An electrode is inserted from the top of the brain down to the Subthalamic Nucleus. Power is supplied from a little pack by the collarbone.

Electrical stimulation affects all cells nearby, be they neuron bodies or glial cells or even axons passing near the electrode, so even though it is known where DBS occurs it’s harder to say which cells being affected by DBS are having a therapeutic effect. The leading hypotheses regarding the are that excitatory cells in the STN are inhibited by the electric stimulation, that astroglia (nearby support cells) are activated and secrete a chemical which inhibits excitatory cells in the STN, and that the cells of the STN are firing in the wrong pattern. To attempt to tease these different possibilities apart from one another the investigators used optogenetics in hemiparkinsonian rats. So firstly, hemiparkinsonian rats are rats that have half (hemi) Parkinson’s, which is achieved by applying a chemical to one side of their brains’ motor circuit, causing a lesion which leads to Parkinson’s symptoms only in one direction. One result of this is that the rats “rotate” or walk in circles  sometimes. DBS can be given to these rats which eliminates their rotations and other Parkinson’s symptoms. Optogenetics is the introduction of light sensitive ion channels/pumps into cells using (in this case) viruses. The damaging parts of the viral DNA are removed and replaced with genes coding for these light-sensitive proteins and these genes are under the control of DNA regulatory elements called promoters which are only activated in certain cell types. The result is that you can inject a small amount of these viruses into an area that you’d like to stimulate, the viruses insert the DNA into all the cell bodies around that area (the viruses don’t tend to inject into axons passing through), but only cells capable of driving the promoter (cells that produce the necessary transcription factors) that has been injected will actually make the protein. The protein produced will find its way to the cell membrane where it is ready to activate or deactivate that cell upon application of light of the appropriate wavelength (color). I’ll go over one figure now and leave the rest for later. Here are the results from Figure 1:                                                

Light application did reduce firing rate

CaMKIIα::eNpHR refers to the viral DNA setup used. It was Halorhodopsin (eNpHR) under the calmodulin-dependent kinase type II promoter (found specifically in excitatory cells (those that use glutamate as their neurotransmitter)). The black band across the middle is an electrical recording of the area being stimulated with light. Voltage is on the Y axis, time on the X.  The yellow bar shows when yellow light is applied (halorhodopsin is most sensitive to yellow light). The graphs at the bottom show the same thing.

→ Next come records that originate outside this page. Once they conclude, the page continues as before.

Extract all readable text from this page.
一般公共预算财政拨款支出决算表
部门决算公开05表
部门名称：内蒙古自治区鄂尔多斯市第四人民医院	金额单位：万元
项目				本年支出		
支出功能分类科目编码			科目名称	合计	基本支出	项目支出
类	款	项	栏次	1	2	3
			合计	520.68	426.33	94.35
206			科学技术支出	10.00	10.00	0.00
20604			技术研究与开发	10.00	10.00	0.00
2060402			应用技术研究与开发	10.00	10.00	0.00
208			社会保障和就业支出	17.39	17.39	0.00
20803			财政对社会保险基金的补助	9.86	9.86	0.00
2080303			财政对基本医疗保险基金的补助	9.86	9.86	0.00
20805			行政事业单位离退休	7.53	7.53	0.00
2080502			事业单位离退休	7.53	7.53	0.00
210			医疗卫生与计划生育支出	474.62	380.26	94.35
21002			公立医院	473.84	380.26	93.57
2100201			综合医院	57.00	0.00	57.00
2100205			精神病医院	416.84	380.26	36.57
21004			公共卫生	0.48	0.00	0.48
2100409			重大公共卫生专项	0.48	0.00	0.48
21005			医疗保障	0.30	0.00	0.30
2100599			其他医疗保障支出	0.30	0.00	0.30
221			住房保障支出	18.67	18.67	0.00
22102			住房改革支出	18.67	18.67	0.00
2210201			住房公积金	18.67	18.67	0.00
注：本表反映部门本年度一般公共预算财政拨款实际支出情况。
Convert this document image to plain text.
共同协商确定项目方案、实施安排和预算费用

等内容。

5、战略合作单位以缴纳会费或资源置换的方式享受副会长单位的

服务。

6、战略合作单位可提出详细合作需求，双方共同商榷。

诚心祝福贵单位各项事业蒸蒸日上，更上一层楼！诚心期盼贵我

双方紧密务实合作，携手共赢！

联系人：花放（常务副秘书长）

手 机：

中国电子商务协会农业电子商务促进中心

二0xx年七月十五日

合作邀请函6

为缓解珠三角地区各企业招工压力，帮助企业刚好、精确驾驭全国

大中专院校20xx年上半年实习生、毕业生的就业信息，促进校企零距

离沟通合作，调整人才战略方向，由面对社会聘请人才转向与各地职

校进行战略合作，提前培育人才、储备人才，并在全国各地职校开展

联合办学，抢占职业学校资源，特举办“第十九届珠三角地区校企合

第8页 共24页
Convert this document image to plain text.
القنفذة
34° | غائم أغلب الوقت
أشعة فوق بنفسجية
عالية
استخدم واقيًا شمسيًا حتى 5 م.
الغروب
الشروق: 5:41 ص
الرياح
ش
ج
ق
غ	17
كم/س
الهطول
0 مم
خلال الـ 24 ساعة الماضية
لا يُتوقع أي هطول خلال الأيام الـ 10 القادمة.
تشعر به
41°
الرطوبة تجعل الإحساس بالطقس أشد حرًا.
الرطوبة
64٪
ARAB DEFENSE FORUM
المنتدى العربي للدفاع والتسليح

Inhibition of excitatory cells in STN was not therapeutic, electrical DBS was

The chart on the left and the black bar in the right shows that the rotations were unaffected by the light. The red bar shows that electrical stimulation (DBS) was indeed effective (as was known and expected).

The conclusion from this is that deep brain stimulation is not effective (at least solely) because it inhibits the activity of excitatory neurons in the STN.